Interpreting Culture, part 1

When I think about the skills required to “read” artistic messages I always go back to the late French sociologist Pierre Bourdieu’s idea of “cultural capital.” Bourdieu’s notion is essentially that in the marketplace of identity, individuals build up a kind of capital that enables them to be understood by and communicate with other members of their “class." His long-term qualitative and quantitative study of the French has led him to several conclusions around this idea, especially as it relates to education and parents’ vocation as a predictor of cultural capital. Bourdieu holds that all cultural taste results from “the unintentional learning made possible by a disposition acquired through domestic or scholastic inculcation of legitimate culture.” In other words, “legitimate culture” or “high art” can only be taught and conveyed through proper socialization. Bourdieu’s idea is in line with empirical studies like Richard Orend’s 1989 study for the NEA that draws statistical correlations between arts attendance and socialization in the arts.
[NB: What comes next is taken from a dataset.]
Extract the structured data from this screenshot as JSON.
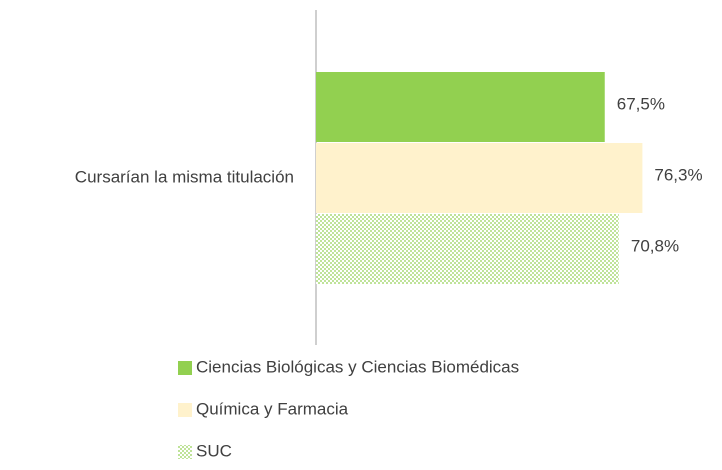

Bourdieu argues that as cultural taste develops, viewers become increasingly able to digest abstract ideas and symbols. An individual who has high “cultural capital” will not only be able to interpret and understand the kinds of artifacts and experiences available through the mediation of cultural institutions but will also enjoy them more. Again, Bourdieu: “The generalizing tendency is inscribed in the very principle of the disposition to recognize legitimate works, a propensity and capacity to recognize their legitimacy and perceive them as worthy of admiration in themselves.”
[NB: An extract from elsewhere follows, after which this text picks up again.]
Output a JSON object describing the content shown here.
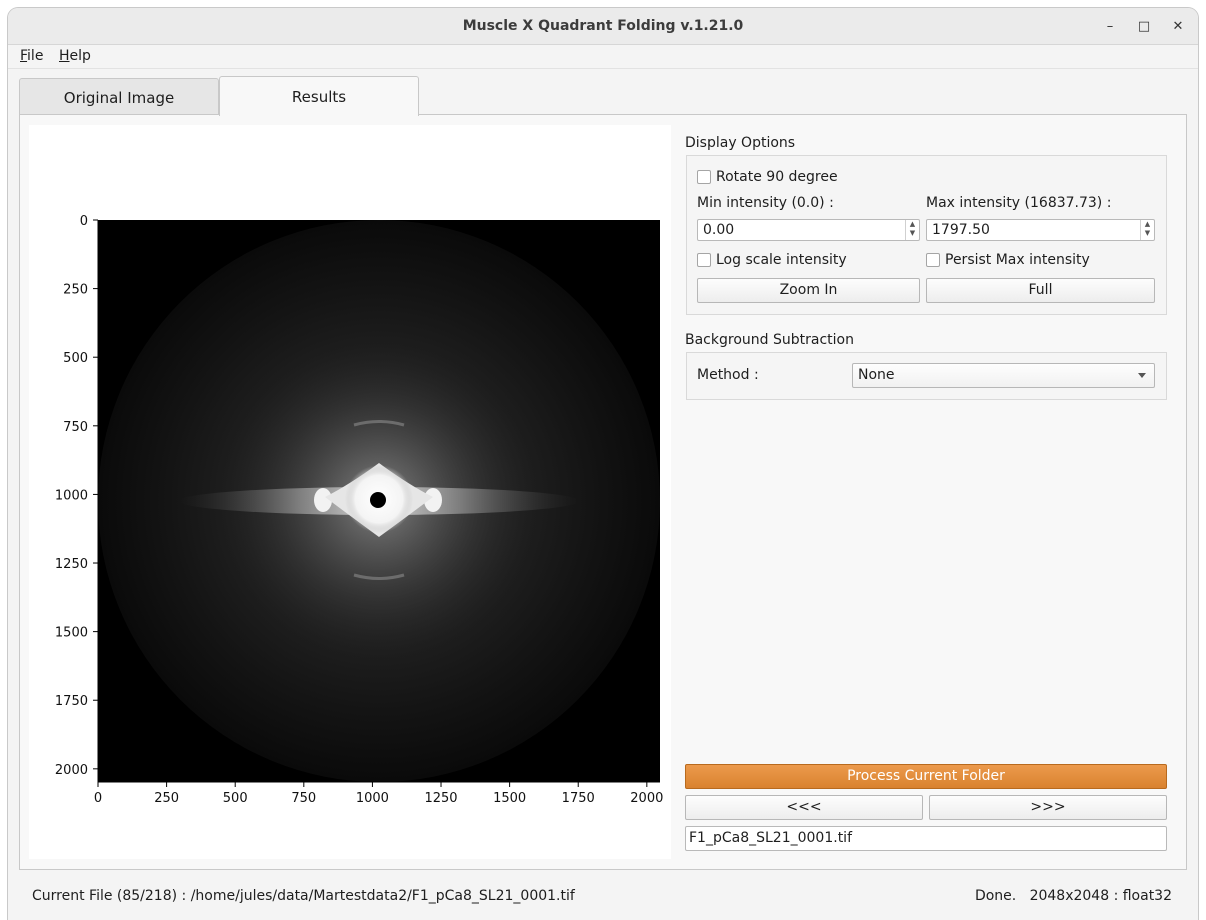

In the Knowledge Age, the relationship between production and consumption is shifting. Ease of communication has broken down barriers such that two folks in an Indiana can start a business, be in touch with a manufacturing plant in Guangzhou, China, and then have their products delivered directly to clients in Berlin, Germany.

As production of consumer goods becomes increasingly decentralized, so, too is the production of cultural goods. How do we determine what, in Bourdieu’s terminology, is “legitimate” and what’s not? What is the role of cultural institutions in creating these distinctions? How do we maintain our relevance in the face of relativity?